The main compiler program should probably do no more than split the program into blocks, feed each block to the appropriate compiler extension, keep calling symbol resolver functions until all symbols are resolved or until an unresolvable symbol is found (resulting in an error), optimize the now-complete code tree, come up with sizes and final addresses for everything, and finally write all data into the appropriate place. There would be a directory somewhere full of .so files that describe parts of the compiler. The standard Spin blocks would be defined in one (possibly statically linked) library, while there could be other libraries specifically for embedding commonly used languages like C in Spin, and others for interfacing Lua or JS compiler descriptions. That way, the most commonly used languages, like Spin or PASM, can have their compilers written in C/C++, while more rarely used/application specific languages can have their compilers written in Lua or JS (supposing you have the Lua or JS interface library).
I have no expertise in parsing or compiling either, or many of the other skills I'll be needing for this project. The most I can boast is that I successfully got flex/bison to choke its way through an example file for a C-like language I'm designing (completely unrelated to the propeller, my laptop probably isn't powerful enough for it), but it didn't actually make an AST or anything - it just didn't throw any syntax errors.
Yes, the way PASM and Spin are intermingled is just wonderful. So simple to use.
I also think using a preprocessor with "#define", "#ifdef" can get ugly fast. You have some interesting ideas for alternatives there.
Getting Spin, PASM, C, Forth etc to work together like that seems like a mammoth task. You need to fire up a Spin interpreter and a Forth engine etc as and when required. You have to juggle with all the different ways to use objects, functions words from language to language.
One worry I have about such a polyglot system is that one can end up with an ugly mess of different syntaxes all mixed up in the same source. As happens with web pages. See example below that mixes up HTML, CSS, PHP, EJS and SQL. Blech!
Keeping the languages separated into blocks seem like a good idea.
I vaguely remember looking into flex/bison a long while back and deciding that it was far to complex for me and I did not understand anything. I was surprised how easy it is to get going with pegjs.

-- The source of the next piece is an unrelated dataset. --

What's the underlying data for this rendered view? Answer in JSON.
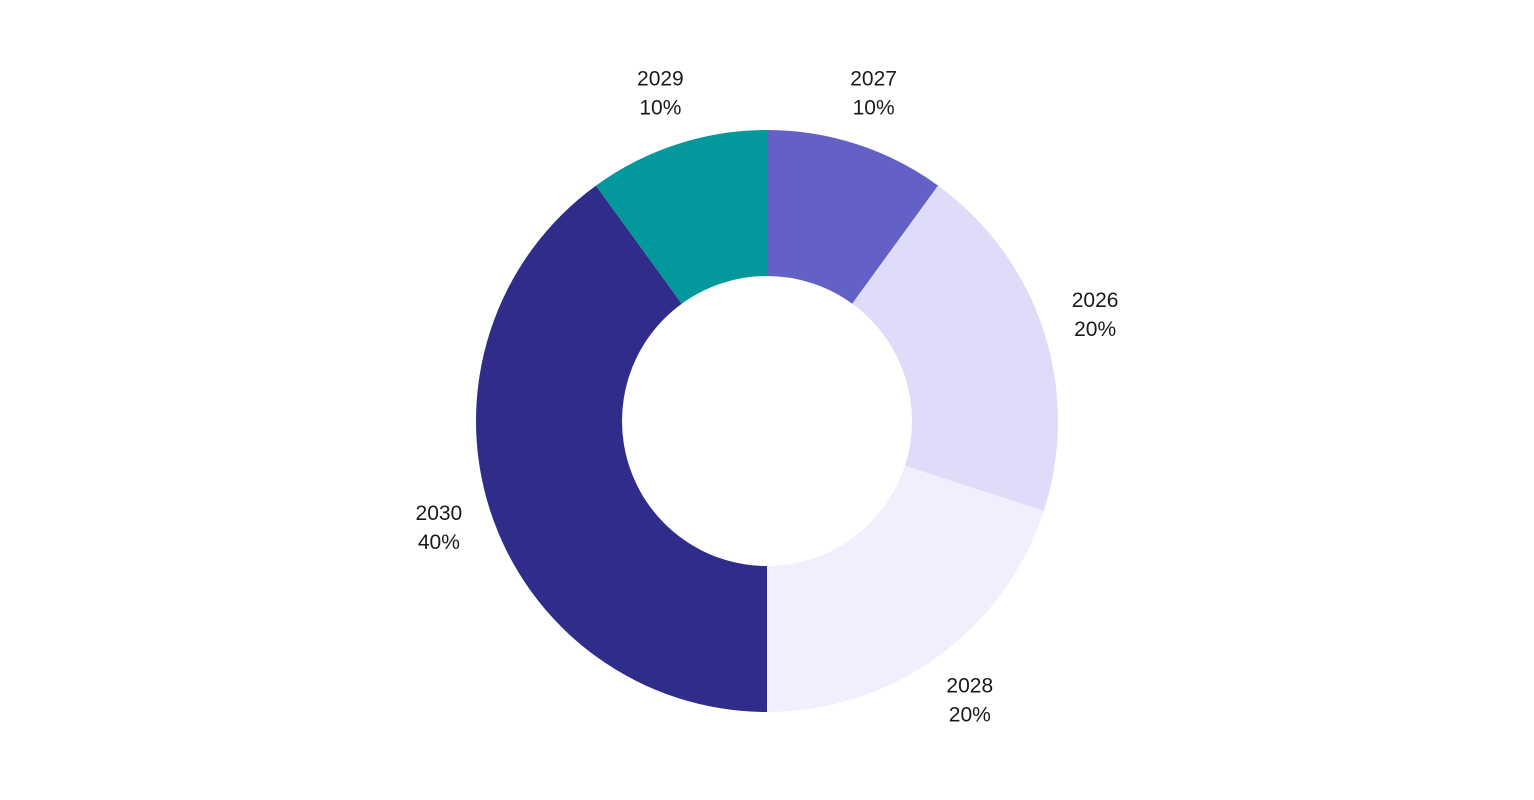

Edit: I just took a peek at this flex/bison introductory article: http://gnuu.org/2009/09/18/writing-your-own-toy-compiler/4/. Ouch!
Wow, you got it. Thank you. Check this out:
What I was doing:
What happens with --cache:
And there it is right in the pegjs documentation: And there is even a check box on the interactive page at pegjs.org/online
Exactly the exponential time problem I had. I was just getting too tired and stupid to find that after fighting with this thing all day.
Thanks again. No we are in business again.
New turbo-charged pasm.js is now up on github.
It compiles, but the only interesting thing it does so far is dlopen a .so file that will eventually be a compiler module and then instantiate a subclass of CompilerModule defined in the .so file. I don't even know that it actually does this - all I know is that it doesn't throw any errors.
I'll start a new thread about this soon.
EDIT: We've been having this discussion in the test forum all this time?
As it is I have just been playing and experimenting with pegjs. If this ever gets near being a complete PASM parser and code generator I might put on the Prop forum or somewhere.